Anyone else running into this?

I also have the same error. This script seems to verify if your VM have a public IP or a NAT that is used for UDP binding. Seems like that the NAT preservation is a pre-requesite or one of the multiple ways that the agent try to connect in UDP. It would be nice if we would have a verbose log to know where the problem came from. As far as I understand without NAT translation or port preservation or UPnP it will not work. (Didn't manage to get it work)
well I spoke too soon. no changes on our side, client on the same network as yesterday now using TCP again. I can't get it to work on my home broadband (Virgin) unless I disable UDR to our NVA (so can't do that in production). I'm wondering if my home mesh TPlink Deco is causing problems.
Great update!
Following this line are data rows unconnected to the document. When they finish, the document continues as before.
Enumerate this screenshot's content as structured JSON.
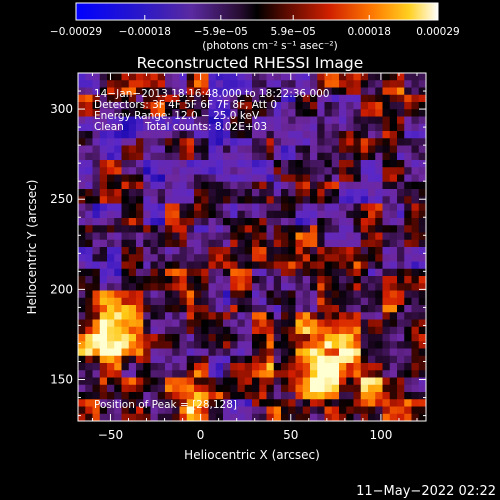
{
  "chart_data": {
    "type": "heatmap",
    "title": "Reconstructed RHESSI Image",
    "xlabel": "Heliocentric X (arcsec)",
    "ylabel": "Heliocentric Y (arcsec)",
    "xlim": [
      -68,
      125
    ],
    "ylim": [
      127,
      320
    ],
    "x_ticks": [
      -50,
      0,
      50,
      100
    ],
    "y_ticks": [
      150,
      200,
      250,
      300
    ],
    "x_tick_labels": [
      "−50",
      "0",
      "50",
      "100"
    ],
    "y_tick_labels": [
      "150",
      "200",
      "250",
      "300"
    ],
    "colorbar": {
      "range": [
        -0.00029,
        0.00029
      ],
      "tick_labels": [
        "−0.00029",
        "−0.00018",
        "−5.9e−05",
        "5.9e−05",
        "0.00018",
        "0.00029"
      ],
      "unit_label": "(photons cm⁻² s⁻¹ asec⁻²)"
    },
    "annotations": [
      "14−Jan−2013 18:16:48.000 to 18:22:36.000",
      "Detectors: 3F 4F 5F 6F 7F 8F, Att 0",
      "Energy Range: 12.0 − 25.0 keV",
      "Clean",
      "Total counts: 8.02E+03"
    ],
    "peak_label": "Position of Peak = [28,128]",
    "peak": [
      28,
      128
    ]
  },
  "footer": {
    "timestamp": "11−May−2022 02:22"
  }
}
For now we are unable to make use of it with a "standard setup" behind an azure firewall. troubleshooting script complains about port preservation. we'll wait for an update and see if we can get more advanced troubleshooting capabilities. great feature though! we are using it on managed networks successfully already.
This is exactly the error we are seeing and we have opened all firewall etc.
Yup same error - unsure what to do next - our network team has confirmed we are allowing UDP, and can see it making outbounds to STUN. Still no UDP sessions
We have the same, and whilst outbound to the STUN servers is visible, I believe there also needs to be an outbound connection to the clients public IP. If I remove my UDRs then I see that communication, but with the UDR to our NVAs it's not happening. I suspect partly its because our NVA doesn't support STUN, and also down to lack of NAT for UDP traffic outbound. I've raised a support ticket (even though its in preview) - hopefully MS can have a look at my matching wireshark traces and advise.
Will this work for AVD classic session hosts?

@dextraa9791 

I'm seeing the same error message.

Could anyone here find out the reason?